Yeah I know assembly language isn't a sensible choice for all but a tiny specialized niche of projects, hardware/bandwidth is far cheaper than developer time and so on but it's still refreshing to see people doing this kind of thing just out of pure passion.
A little OT but this is why I fell in love with Go (Golang) I think. There's something about the elegance of concise programs written in simple languages.
The 1500 npm dependencies problem you speak of is exactly what I expect to never even see, let alone have to deal with, in the Go ecosystem. It's not exactly surprising coming from one inventor of UNIX and C (Ken Thompson) and Rob Pike, two greats from Bell Labs, but when I heard that the creator of NodeJs had ditched that to go work in Go, now that I registered loud and clear.
After seeing for myself, I can understand.
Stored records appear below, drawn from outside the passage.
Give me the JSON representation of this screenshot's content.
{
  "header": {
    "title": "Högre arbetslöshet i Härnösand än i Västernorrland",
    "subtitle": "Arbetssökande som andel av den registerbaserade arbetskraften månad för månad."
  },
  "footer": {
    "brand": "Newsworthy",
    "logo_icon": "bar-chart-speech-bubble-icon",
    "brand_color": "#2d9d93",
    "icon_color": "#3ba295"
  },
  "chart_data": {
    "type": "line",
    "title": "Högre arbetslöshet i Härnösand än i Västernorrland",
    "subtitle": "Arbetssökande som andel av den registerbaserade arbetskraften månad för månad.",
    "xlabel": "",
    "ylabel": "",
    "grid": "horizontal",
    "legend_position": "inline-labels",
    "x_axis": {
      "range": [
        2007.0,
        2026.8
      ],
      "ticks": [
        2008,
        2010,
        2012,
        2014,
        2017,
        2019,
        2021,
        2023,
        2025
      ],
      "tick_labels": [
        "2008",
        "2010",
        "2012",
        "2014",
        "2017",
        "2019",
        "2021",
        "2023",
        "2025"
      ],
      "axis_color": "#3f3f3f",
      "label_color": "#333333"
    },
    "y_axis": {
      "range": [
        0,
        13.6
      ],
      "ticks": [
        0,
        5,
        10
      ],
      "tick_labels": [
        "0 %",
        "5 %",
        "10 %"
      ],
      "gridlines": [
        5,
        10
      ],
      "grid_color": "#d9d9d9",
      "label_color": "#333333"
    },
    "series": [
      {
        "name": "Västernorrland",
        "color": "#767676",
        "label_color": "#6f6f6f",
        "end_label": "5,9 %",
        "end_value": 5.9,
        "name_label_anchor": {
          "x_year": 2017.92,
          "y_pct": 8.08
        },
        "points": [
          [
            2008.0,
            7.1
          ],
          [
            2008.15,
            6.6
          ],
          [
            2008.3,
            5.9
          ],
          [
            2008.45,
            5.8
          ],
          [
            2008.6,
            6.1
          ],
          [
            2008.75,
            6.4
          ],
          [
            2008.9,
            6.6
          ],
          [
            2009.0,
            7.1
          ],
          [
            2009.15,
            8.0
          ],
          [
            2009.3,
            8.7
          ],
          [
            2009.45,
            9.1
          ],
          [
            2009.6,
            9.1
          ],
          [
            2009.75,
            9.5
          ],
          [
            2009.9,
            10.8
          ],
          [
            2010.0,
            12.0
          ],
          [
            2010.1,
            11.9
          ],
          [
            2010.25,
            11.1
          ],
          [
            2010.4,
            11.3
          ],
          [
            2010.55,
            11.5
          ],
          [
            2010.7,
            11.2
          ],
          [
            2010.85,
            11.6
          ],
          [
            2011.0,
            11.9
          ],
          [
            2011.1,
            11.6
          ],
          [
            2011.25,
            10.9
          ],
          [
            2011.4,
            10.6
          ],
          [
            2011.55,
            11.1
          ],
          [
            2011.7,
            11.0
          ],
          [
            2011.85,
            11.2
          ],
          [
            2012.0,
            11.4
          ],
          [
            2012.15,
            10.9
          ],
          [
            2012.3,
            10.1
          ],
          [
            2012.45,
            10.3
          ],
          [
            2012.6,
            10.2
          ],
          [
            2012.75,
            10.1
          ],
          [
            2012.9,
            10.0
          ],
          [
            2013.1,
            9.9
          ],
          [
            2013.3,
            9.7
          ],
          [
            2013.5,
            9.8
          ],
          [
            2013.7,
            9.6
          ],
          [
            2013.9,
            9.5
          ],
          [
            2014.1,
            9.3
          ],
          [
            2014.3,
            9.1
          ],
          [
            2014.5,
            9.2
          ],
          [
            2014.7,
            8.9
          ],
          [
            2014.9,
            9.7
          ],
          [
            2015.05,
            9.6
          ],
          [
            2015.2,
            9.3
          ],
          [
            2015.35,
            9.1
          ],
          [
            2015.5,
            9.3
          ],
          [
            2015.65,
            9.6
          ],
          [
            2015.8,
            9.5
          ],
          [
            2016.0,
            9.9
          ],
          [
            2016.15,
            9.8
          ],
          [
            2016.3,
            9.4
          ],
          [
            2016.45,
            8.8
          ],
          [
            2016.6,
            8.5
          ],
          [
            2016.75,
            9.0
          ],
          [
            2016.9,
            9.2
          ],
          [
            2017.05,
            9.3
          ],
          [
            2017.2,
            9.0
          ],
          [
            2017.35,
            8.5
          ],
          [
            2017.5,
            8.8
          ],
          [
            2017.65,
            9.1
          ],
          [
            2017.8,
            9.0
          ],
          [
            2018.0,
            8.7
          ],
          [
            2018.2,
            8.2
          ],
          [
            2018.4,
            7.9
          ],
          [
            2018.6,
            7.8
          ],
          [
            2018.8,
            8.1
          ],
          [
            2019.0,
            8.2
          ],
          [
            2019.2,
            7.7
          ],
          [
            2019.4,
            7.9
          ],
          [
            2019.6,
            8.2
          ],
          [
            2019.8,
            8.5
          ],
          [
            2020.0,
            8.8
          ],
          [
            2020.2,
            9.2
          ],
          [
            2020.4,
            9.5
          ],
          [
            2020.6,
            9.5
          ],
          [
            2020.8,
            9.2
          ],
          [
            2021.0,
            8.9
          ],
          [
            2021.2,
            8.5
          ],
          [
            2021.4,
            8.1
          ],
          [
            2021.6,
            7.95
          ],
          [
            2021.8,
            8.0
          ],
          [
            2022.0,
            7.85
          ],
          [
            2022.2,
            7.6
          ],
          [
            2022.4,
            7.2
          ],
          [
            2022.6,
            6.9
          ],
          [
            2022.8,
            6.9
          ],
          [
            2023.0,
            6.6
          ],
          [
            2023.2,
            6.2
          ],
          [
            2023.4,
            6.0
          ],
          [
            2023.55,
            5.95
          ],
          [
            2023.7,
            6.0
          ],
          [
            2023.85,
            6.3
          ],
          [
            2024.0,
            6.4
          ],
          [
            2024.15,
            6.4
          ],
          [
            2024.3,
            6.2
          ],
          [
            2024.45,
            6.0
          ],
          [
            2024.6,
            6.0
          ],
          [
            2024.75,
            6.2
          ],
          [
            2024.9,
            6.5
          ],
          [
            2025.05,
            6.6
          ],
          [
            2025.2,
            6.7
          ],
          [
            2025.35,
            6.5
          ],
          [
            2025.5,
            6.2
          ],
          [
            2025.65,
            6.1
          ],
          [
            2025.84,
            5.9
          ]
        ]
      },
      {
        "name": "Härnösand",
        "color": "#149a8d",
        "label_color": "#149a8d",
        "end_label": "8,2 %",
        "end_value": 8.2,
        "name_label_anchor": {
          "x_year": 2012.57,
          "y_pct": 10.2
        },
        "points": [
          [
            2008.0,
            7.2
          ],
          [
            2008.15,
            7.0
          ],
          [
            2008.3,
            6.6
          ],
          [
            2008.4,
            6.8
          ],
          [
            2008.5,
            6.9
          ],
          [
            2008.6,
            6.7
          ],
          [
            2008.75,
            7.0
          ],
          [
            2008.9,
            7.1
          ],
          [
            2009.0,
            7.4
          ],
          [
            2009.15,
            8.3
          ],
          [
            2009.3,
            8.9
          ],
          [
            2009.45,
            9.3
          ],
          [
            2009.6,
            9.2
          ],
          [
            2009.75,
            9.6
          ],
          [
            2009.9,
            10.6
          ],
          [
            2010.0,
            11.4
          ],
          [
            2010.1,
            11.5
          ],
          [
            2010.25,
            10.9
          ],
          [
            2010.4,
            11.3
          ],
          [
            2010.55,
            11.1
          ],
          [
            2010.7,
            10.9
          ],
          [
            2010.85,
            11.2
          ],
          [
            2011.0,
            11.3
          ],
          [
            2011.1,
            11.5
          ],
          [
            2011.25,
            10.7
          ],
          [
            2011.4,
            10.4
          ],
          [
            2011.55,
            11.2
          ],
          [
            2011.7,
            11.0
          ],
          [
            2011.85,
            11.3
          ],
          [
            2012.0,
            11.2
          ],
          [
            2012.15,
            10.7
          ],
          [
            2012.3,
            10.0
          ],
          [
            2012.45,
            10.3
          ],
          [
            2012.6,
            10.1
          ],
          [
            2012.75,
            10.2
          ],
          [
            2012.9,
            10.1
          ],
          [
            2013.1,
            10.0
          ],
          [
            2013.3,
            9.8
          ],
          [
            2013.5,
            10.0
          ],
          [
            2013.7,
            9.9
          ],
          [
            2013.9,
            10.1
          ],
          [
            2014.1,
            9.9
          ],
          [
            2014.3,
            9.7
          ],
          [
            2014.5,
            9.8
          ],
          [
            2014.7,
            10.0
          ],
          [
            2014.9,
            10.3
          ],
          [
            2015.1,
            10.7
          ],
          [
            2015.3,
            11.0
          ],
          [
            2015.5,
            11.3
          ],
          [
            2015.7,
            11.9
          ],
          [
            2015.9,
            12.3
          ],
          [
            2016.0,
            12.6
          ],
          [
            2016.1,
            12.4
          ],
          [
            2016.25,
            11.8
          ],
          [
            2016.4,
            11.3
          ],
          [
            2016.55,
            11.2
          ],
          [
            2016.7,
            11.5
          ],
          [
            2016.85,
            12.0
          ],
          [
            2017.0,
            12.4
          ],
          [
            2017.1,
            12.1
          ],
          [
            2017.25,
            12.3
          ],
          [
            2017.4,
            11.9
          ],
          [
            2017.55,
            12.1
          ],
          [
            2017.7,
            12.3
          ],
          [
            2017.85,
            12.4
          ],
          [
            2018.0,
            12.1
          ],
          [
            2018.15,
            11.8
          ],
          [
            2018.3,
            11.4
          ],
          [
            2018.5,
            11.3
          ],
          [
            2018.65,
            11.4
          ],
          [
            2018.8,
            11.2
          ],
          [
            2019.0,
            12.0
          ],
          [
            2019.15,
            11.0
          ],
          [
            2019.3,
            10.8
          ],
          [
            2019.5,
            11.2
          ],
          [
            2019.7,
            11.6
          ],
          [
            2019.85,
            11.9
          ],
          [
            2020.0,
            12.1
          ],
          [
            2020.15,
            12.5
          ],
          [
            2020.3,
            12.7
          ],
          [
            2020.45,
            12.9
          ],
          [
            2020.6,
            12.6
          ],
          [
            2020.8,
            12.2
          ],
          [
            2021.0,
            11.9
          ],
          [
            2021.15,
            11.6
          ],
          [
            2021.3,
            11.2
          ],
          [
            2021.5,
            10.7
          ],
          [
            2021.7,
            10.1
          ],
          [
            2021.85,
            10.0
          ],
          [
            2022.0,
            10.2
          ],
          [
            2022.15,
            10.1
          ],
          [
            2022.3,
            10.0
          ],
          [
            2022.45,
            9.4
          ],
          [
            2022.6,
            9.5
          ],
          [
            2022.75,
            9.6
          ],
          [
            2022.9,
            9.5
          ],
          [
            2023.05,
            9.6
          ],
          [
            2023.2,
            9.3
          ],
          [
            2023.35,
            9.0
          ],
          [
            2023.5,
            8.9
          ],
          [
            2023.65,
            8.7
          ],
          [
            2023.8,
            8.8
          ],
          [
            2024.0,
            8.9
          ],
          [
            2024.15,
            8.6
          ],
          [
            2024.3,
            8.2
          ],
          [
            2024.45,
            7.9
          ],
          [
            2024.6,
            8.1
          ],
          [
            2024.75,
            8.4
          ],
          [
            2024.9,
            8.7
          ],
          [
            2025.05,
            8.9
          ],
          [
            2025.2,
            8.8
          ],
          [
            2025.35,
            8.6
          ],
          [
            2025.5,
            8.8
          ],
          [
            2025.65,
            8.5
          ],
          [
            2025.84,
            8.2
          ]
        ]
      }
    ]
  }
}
Go is a wonder, truly, and such a treat for systems (from sysadmin to CI/CD passing by performance, readability and safety). Something like Js can only eventually collapse on itself, when there's a better alternative. I mean, we could just as easily bundle a Python interpreter in browsers (to name just one candidate), Js is the frontend bible written in stone only because we keep it this way. Progressive apps are already showing a way between browsers and OS and I expect this line to get ever more blurry as virtualization (containers etc) continues its re-imaging of the entire computed infrastructure.
Oh indeed. And how enriching it is to the programming and systems ecosystem at large.
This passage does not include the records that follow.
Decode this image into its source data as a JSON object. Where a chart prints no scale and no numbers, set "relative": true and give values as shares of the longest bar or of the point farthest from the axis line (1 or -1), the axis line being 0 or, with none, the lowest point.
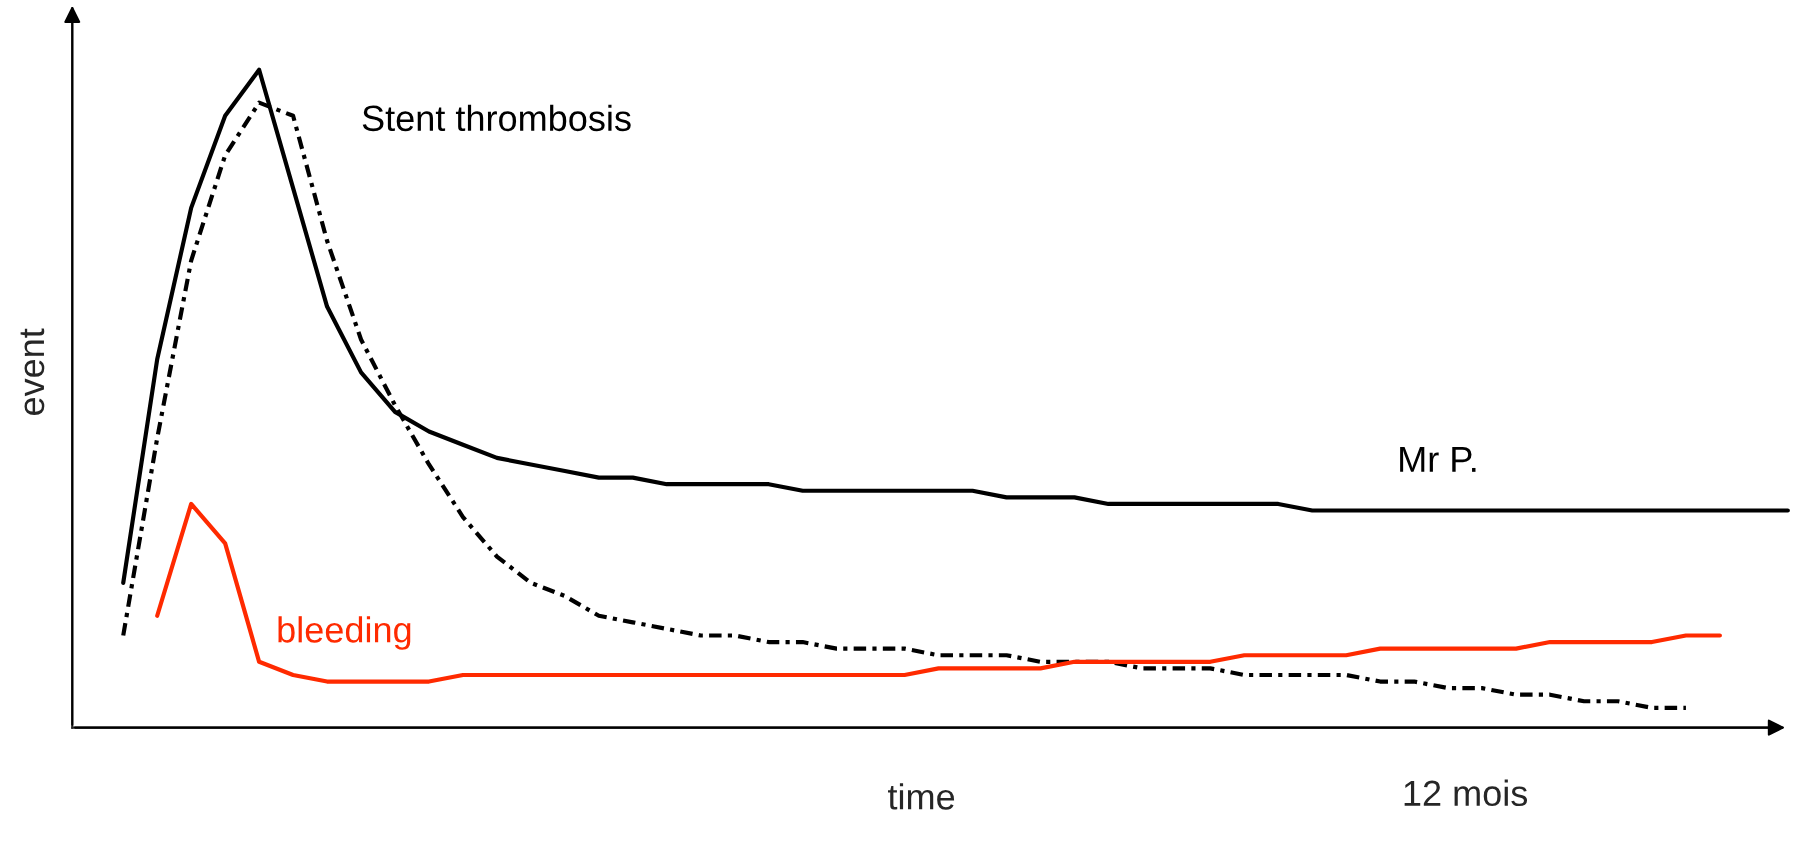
{
  "chart_data": {
    "type": "line",
    "relative": true,
    "xlabel": "time",
    "ylabel": "event",
    "annotations": [
      "12 mois"
    ],
    "legend": false,
    "tick_labels": false,
    "categories": [
      null,
      null,
      null,
      null,
      null,
      null,
      null,
      null,
      null,
      null,
      null,
      null,
      null,
      null,
      null,
      null,
      null,
      null,
      null,
      null,
      null,
      null,
      null,
      null,
      null,
      null,
      null,
      null,
      null,
      null,
      null,
      null,
      null,
      null,
      null,
      null,
      null,
      null,
      null,
      null,
      null,
      null,
      null,
      null,
      null,
      null,
      null,
      null,
      null,
      null,
      null
    ],
    "series": [
      {
        "name": "Mr P.",
        "color": "#000000",
        "line_style": "solid",
        "values": [
          null,
          0.22,
          0.56,
          0.79,
          0.93,
          1.0,
          0.82,
          0.64,
          0.54,
          0.48,
          0.45,
          0.43,
          0.41,
          0.4,
          0.39,
          0.38,
          0.38,
          0.37,
          0.37,
          0.37,
          0.37,
          0.36,
          0.36,
          0.36,
          0.36,
          0.36,
          0.36,
          0.35,
          0.35,
          0.35,
          0.34,
          0.34,
          0.34,
          0.34,
          0.34,
          0.34,
          0.33,
          0.33,
          0.33,
          0.33,
          0.33,
          0.33,
          0.33,
          0.33,
          0.33,
          0.33,
          0.33,
          0.33,
          0.33,
          0.33,
          0.33
        ]
      },
      {
        "name": "Stent thrombosis",
        "color": "#000000",
        "line_style": "dashdot",
        "values": [
          null,
          0.14,
          0.44,
          0.71,
          0.87,
          0.95,
          0.93,
          0.74,
          0.59,
          0.49,
          0.4,
          0.32,
          0.26,
          0.22,
          0.2,
          0.17,
          0.16,
          0.15,
          0.14,
          0.14,
          0.13,
          0.13,
          0.12,
          0.12,
          0.12,
          0.11,
          0.11,
          0.11,
          0.1,
          0.1,
          0.1,
          0.09,
          0.09,
          0.09,
          0.08,
          0.08,
          0.08,
          0.08,
          0.07,
          0.07,
          0.06,
          0.06,
          0.05,
          0.05,
          0.04,
          0.04,
          0.03,
          0.03,
          null,
          null,
          null
        ]
      },
      {
        "name": "bleeding",
        "color": "#ff2a00",
        "line_style": "solid",
        "values": [
          null,
          null,
          0.17,
          0.34,
          0.28,
          0.1,
          0.08,
          0.07,
          0.07,
          0.07,
          0.07,
          0.08,
          0.08,
          0.08,
          0.08,
          0.08,
          0.08,
          0.08,
          0.08,
          0.08,
          0.08,
          0.08,
          0.08,
          0.08,
          0.08,
          0.09,
          0.09,
          0.09,
          0.09,
          0.1,
          0.1,
          0.1,
          0.1,
          0.1,
          0.11,
          0.11,
          0.11,
          0.11,
          0.12,
          0.12,
          0.12,
          0.12,
          0.12,
          0.13,
          0.13,
          0.13,
          0.13,
          0.14,
          0.14,
          null,
          null
        ]
      }
    ]
  }
}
I'm so thankful that computing evolved so fast that we can be here now, from there/then, and yet still have relatively young giants walking among us. The program-star hall of fame of very alive and active pioneers / creators is honestly humbling and inspiring.
Same here, GUI is a secondary concern in the Go ecosystem. But it only takes one big project, right...
Tbh, I don't know how or why the language wouldn't be suited to very elegant front-end design, I feel the biggest obstacle is general framework fatigue: people are tired of seeing every language under the sun try to do everything, so they stick with what's existing on the frontend (convergence around a few Js frameworks over the last years for instance), while Go devs keep it to server/infra mostly (unrelatingly, just doing their thing). These being just two examples.
Thus GUI options are the same as anything else afaik, provided you can interface with your Go backend. Note that I've heard bad experiences with code injection so I wouldn't try that first nor without extra care.
The solution depends on your use-case, and what platforms you are targetting. I'm partial to KDE on Linux desktop thus Qt is a strong candidate for me; however I dislike non-native apps in most situations so I'm not sure I'd recommend Qt for a wider project in target OS scope. Again, use-case, design specs should preside over this debate. Embedded, sure.
Thanks for reporting! What's your browser? I've only tested with a recent Firefox and Chrome on Windows. I know iOS doesn't work but I don't have a means to debug it.
This is where small embedded devices come handy. Any small cheap board with video output can be turned into a powerful demo (and games) playing machine, at 1/50 or less the cost of hardware in the demoscene era.